Matrix approximation is a heavily studied sub-field in data mining and machine learning. A large set of data analysis tasks rely on obtaining a low rank approximation of matrices. Examples are dimensionality reduction, anomaly detection, data de-noising, clustering, and recommendation systems. In this article, we look into the problem of matrix approximation, and how to compute it when the whole data is not available at hand!
The content of this article is partly taken from my lecture at Stanford -CS246 course. I hope you find it useful. Please find the full content here.
Most data generated on web can be represented as a matrix, where each row of the matrix is a data point. For example, in routers every packet sent across the network is a data point that can be represented as a row in a matrix of all data points. In retail, every purchase made is a row in the matrix of all transactions.

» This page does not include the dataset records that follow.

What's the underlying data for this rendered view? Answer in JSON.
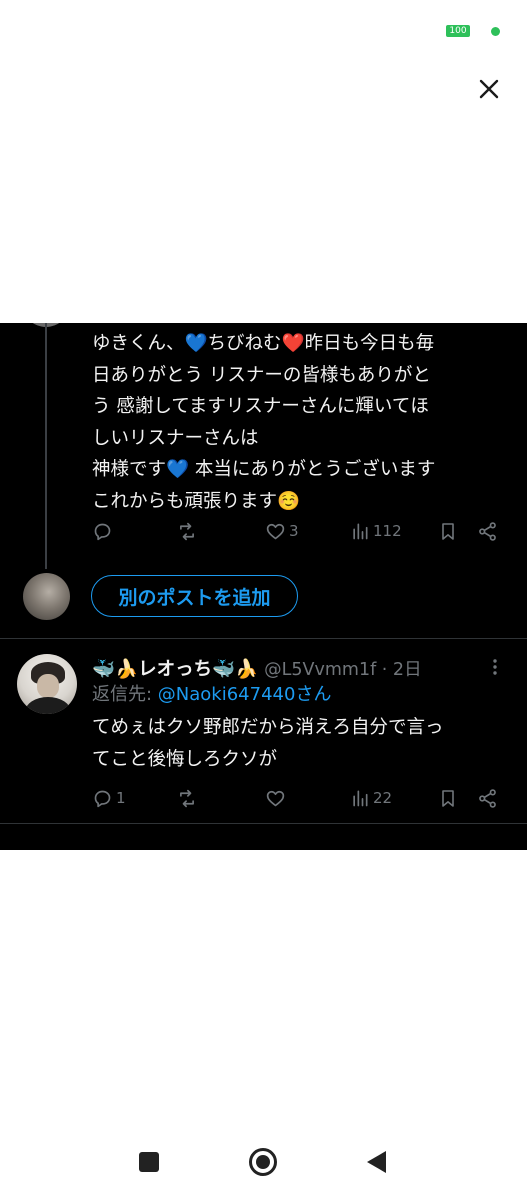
{
  "status_bar": {
    "battery": "100"
  },
  "icons": {
    "close": "close-icon",
    "reply": "reply-icon",
    "repost": "repost-icon",
    "like": "heart-icon",
    "views": "views-icon",
    "bookmark": "bookmark-icon",
    "share": "share-icon",
    "more": "more-vertical-icon",
    "nav_recents": "square-icon",
    "nav_home": "circle-icon",
    "nav_back": "back-triangle-icon"
  },
  "colors": {
    "background": "#000000",
    "text": "#e7e9ea",
    "muted": "#71767b",
    "accent": "#1d9bf0",
    "battery": "#2ec05a"
  },
  "post": {
    "lines": [
      "ゆきくん、💙ちびねむ❤️昨日も今日も毎",
      "日ありがとう リスナーの皆様もありがと",
      "う 感謝してますリスナーさんに輝いてほ",
      "しいリスナーさんは",
      " 神様です💙 本当にありがとうございます",
      "これからも頑張ります☺️"
    ],
    "actions": {
      "replies": "",
      "reposts": "",
      "likes": "3",
      "views": "112"
    }
  },
  "add_post_button": "別のポストを追加",
  "reply": {
    "display_name": "🐳🍌レオっち🐳🍌",
    "handle_time": "@L5Vvmm1f · 2日",
    "reply_to_label": "返信先: ",
    "reply_to_mention": "@Naoki647440さん",
    "lines": [
      "てめぇはクソ野郎だから消えろ自分で言っ",
      "てこと後悔しろクソが"
    ],
    "actions": {
      "replies": "1",
      "reposts": "",
      "likes": "",
      "views": "22"
    }
  }
}
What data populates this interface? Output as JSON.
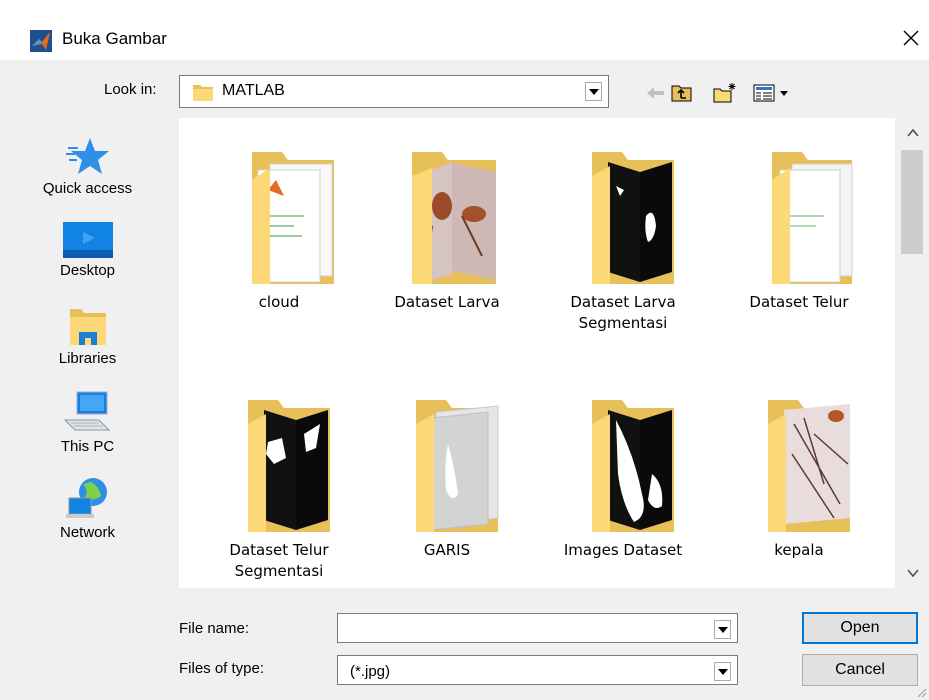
{
  "window": {
    "title": "Buka Gambar"
  },
  "lookin": {
    "label": "Look in:",
    "value": "MATLAB"
  },
  "places": [
    {
      "label": "Quick access",
      "icon": "star-icon"
    },
    {
      "label": "Desktop",
      "icon": "desktop-icon"
    },
    {
      "label": "Libraries",
      "icon": "libraries-icon"
    },
    {
      "label": "This PC",
      "icon": "computer-icon"
    },
    {
      "label": "Network",
      "icon": "network-icon"
    }
  ],
  "folders": [
    {
      "label": "cloud",
      "preview": "matlab-doc"
    },
    {
      "label": "Dataset Larva",
      "preview": "larva-photo"
    },
    {
      "label": "Dataset Larva Segmentasi",
      "preview": "segment-black"
    },
    {
      "label": "Dataset Telur",
      "preview": "matlab-doc"
    },
    {
      "label": "Dataset Telur Segmentasi",
      "preview": "segment-black"
    },
    {
      "label": "GARIS",
      "preview": "gray-doc"
    },
    {
      "label": "Images Dataset",
      "preview": "segment-black"
    },
    {
      "label": "kepala",
      "preview": "larva-photo"
    }
  ],
  "filename": {
    "label": "File name:",
    "value": ""
  },
  "filetype": {
    "label": "Files of type:",
    "value": "(*.jpg)"
  },
  "buttons": {
    "open": "Open",
    "cancel": "Cancel"
  },
  "colors": {
    "folder_back": "#e8c05a",
    "folder_front": "#fcd877",
    "accent": "#0078d7"
  }
}
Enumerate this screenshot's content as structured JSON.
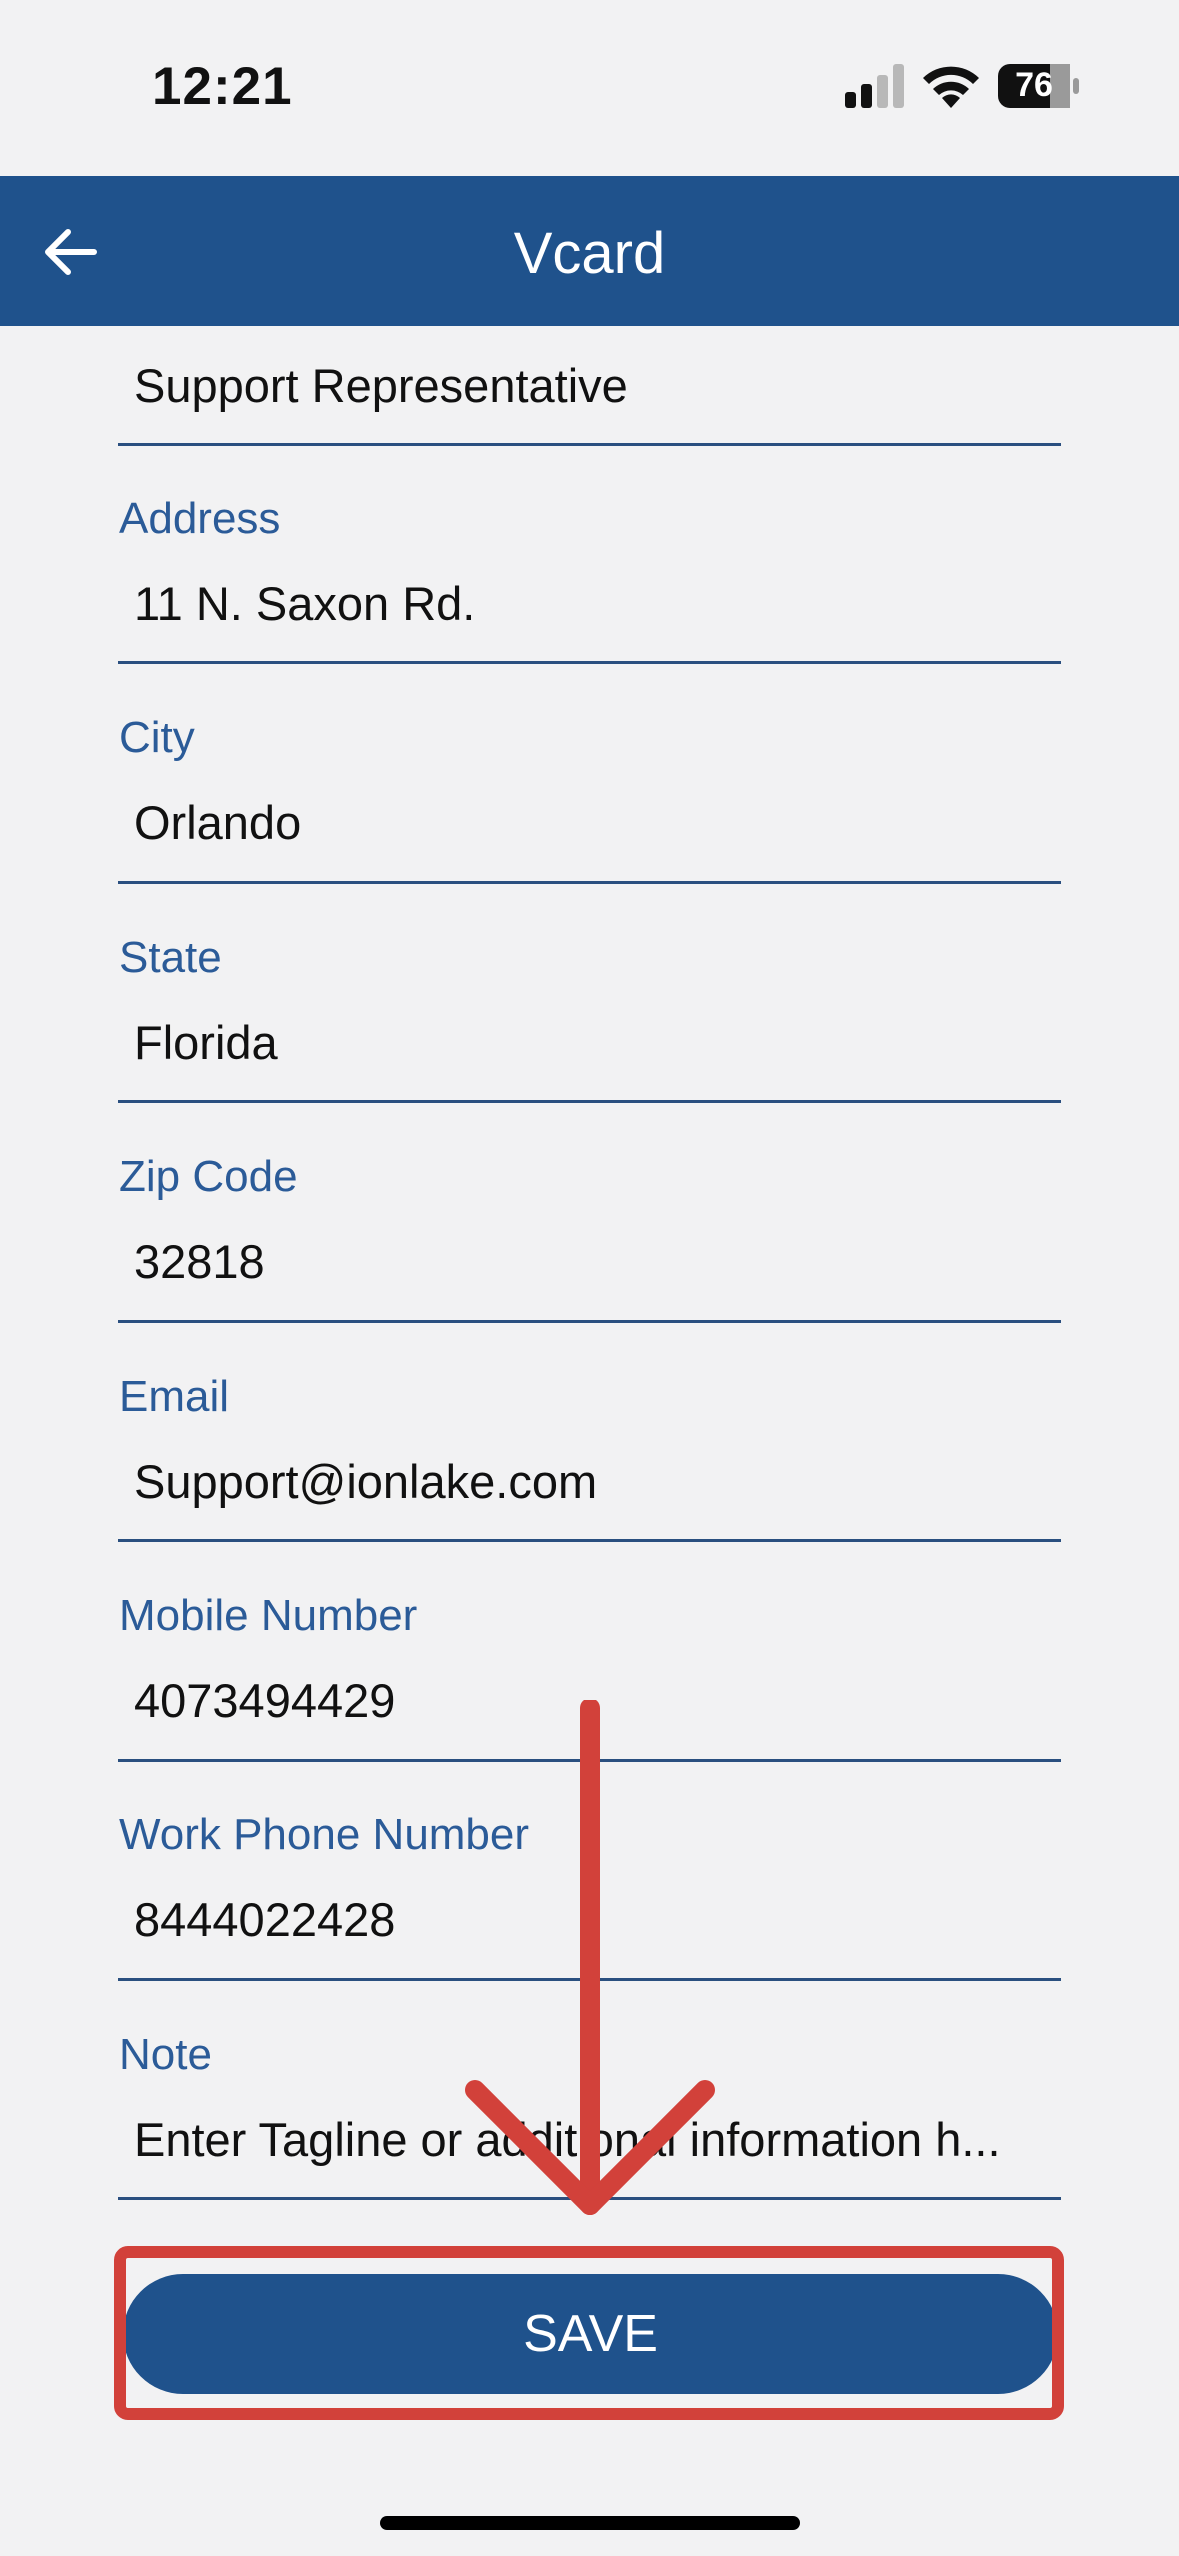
{
  "status_bar": {
    "time": "12:21",
    "battery": "76"
  },
  "nav": {
    "title": "Vcard",
    "back_icon": "arrow-left-icon"
  },
  "fields": {
    "title": {
      "value": "Support Representative"
    },
    "address": {
      "label": "Address",
      "value": "11 N. Saxon Rd."
    },
    "city": {
      "label": "City",
      "value": "Orlando"
    },
    "state": {
      "label": "State",
      "value": "Florida"
    },
    "zip": {
      "label": "Zip Code",
      "value": "32818"
    },
    "email": {
      "label": "Email",
      "value": "Support@ionlake.com"
    },
    "mobile": {
      "label": "Mobile Number",
      "value": "4073494429"
    },
    "work_phone": {
      "label": "Work Phone Number",
      "value": "8444022428"
    },
    "note": {
      "label": "Note",
      "value": "Enter Tagline or additional information h..."
    }
  },
  "save_button": {
    "label": "SAVE"
  },
  "annotation": {
    "highlight_color": "#d2413a",
    "arrow_color": "#d2413a"
  },
  "colors": {
    "brand": "#1f528c",
    "label": "#2b5b98",
    "background": "#f2f2f3"
  }
}
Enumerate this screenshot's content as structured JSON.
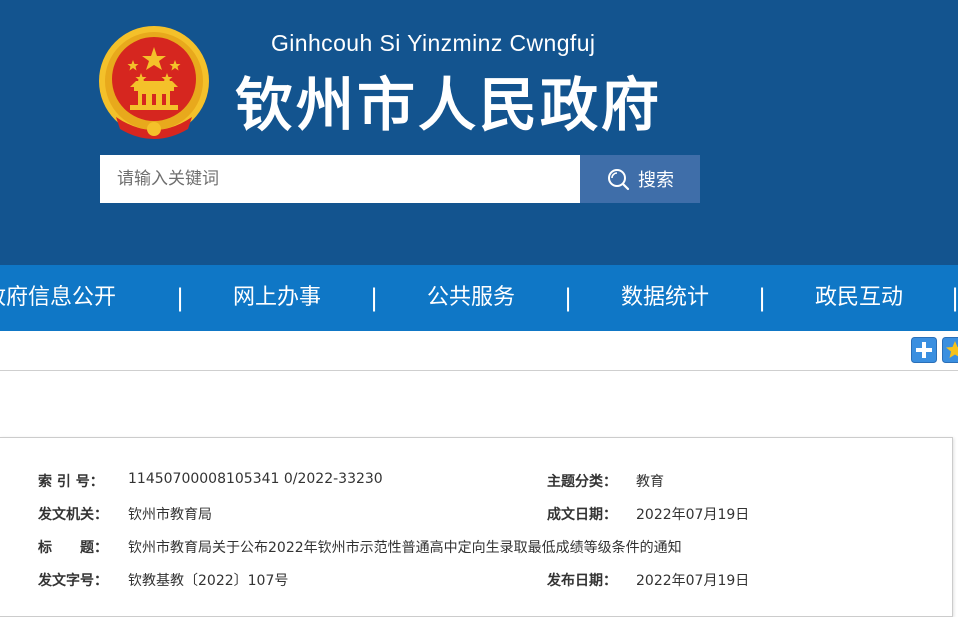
{
  "header": {
    "subtitle": "Ginhcouh Si Yinzminz Cwngfuj",
    "title": "钦州市人民政府",
    "emblem_icon": "national-emblem-icon"
  },
  "search": {
    "placeholder": "请输入关键词",
    "button_label": "搜索",
    "button_icon": "search-icon"
  },
  "nav": {
    "items": [
      {
        "label": "政府信息公开"
      },
      {
        "label": "网上办事"
      },
      {
        "label": "公共服务"
      },
      {
        "label": "数据统计"
      },
      {
        "label": "政民互动"
      }
    ],
    "separator": "|"
  },
  "toolbar": {
    "buttons": [
      {
        "icon": "plus-icon"
      },
      {
        "icon": "star-icon"
      }
    ]
  },
  "info": {
    "index_label": "索 引 号：",
    "index_value": "11450700008105341 0/2022-33230",
    "topic_label": "主题分类：",
    "topic_value": "教育",
    "issuer_label": "发文机关：",
    "issuer_value": "钦州市教育局",
    "date_label": "成文日期：",
    "date_value": "2022年07月19日",
    "title_label": "标　　题：",
    "title_value": "钦州市教育局关于公布2022年钦州市示范性普通高中定向生录取最低成绩等级条件的通知",
    "docno_label": "发文字号：",
    "docno_value": "钦教基教〔2022〕107号",
    "pubdate_label": "发布日期：",
    "pubdate_value": "2022年07月19日"
  },
  "colors": {
    "header_bg": "#13548f",
    "nav_bg": "#0f77c6",
    "search_btn_bg": "#3f6ea9",
    "emblem_red": "#d6261f",
    "emblem_gold": "#f4c12a"
  }
}
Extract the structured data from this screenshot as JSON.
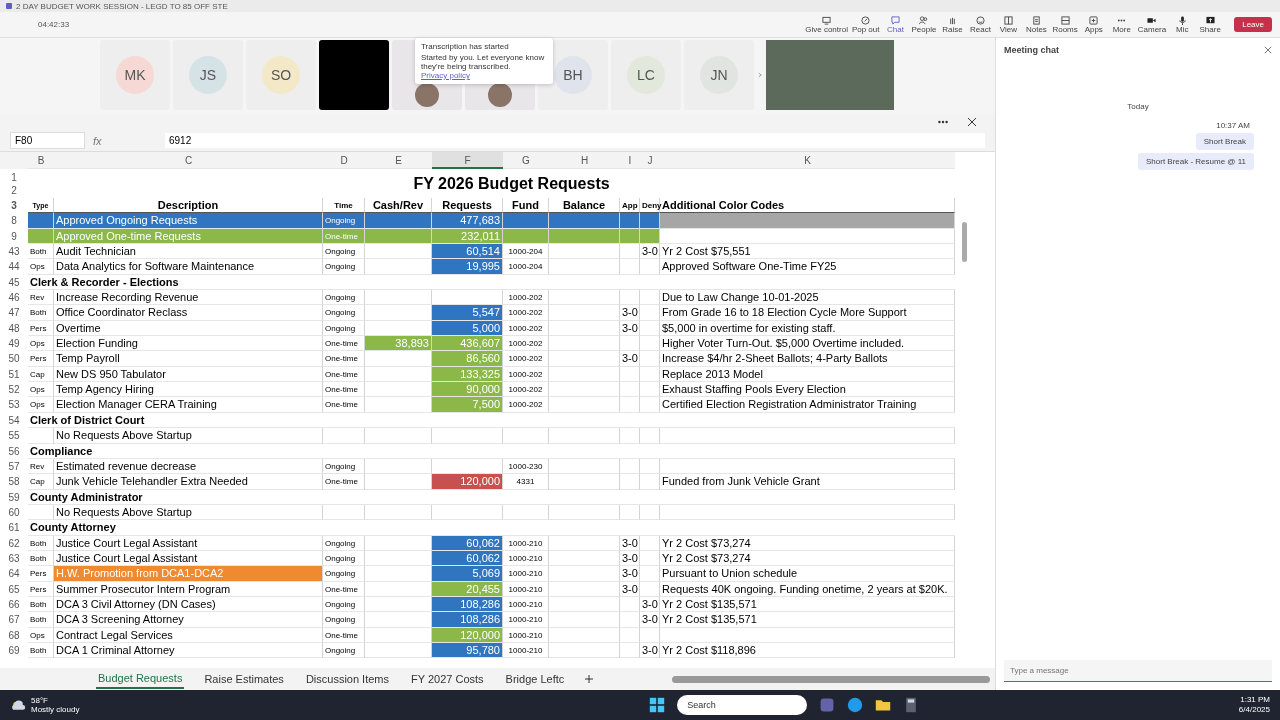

At the same time, almost all data generated over web is of a streaming nature; meaning the data is generated by an external source at a rapid rate which we have no control over. Think of all searches users make on Google search engine in a every second. We call this data the streaming data; because just like a stream it pours in.
Some examples of typical streaming web-scale data are as following:
Think of streaming data as a matrix A containing n rows in d-dimensional space, where typically n >> d. Often n is in order of billions and increasing.
In streaming model, data arrives at high speed, one row at a time, and algorithms must process the items fast, or they are lost forever.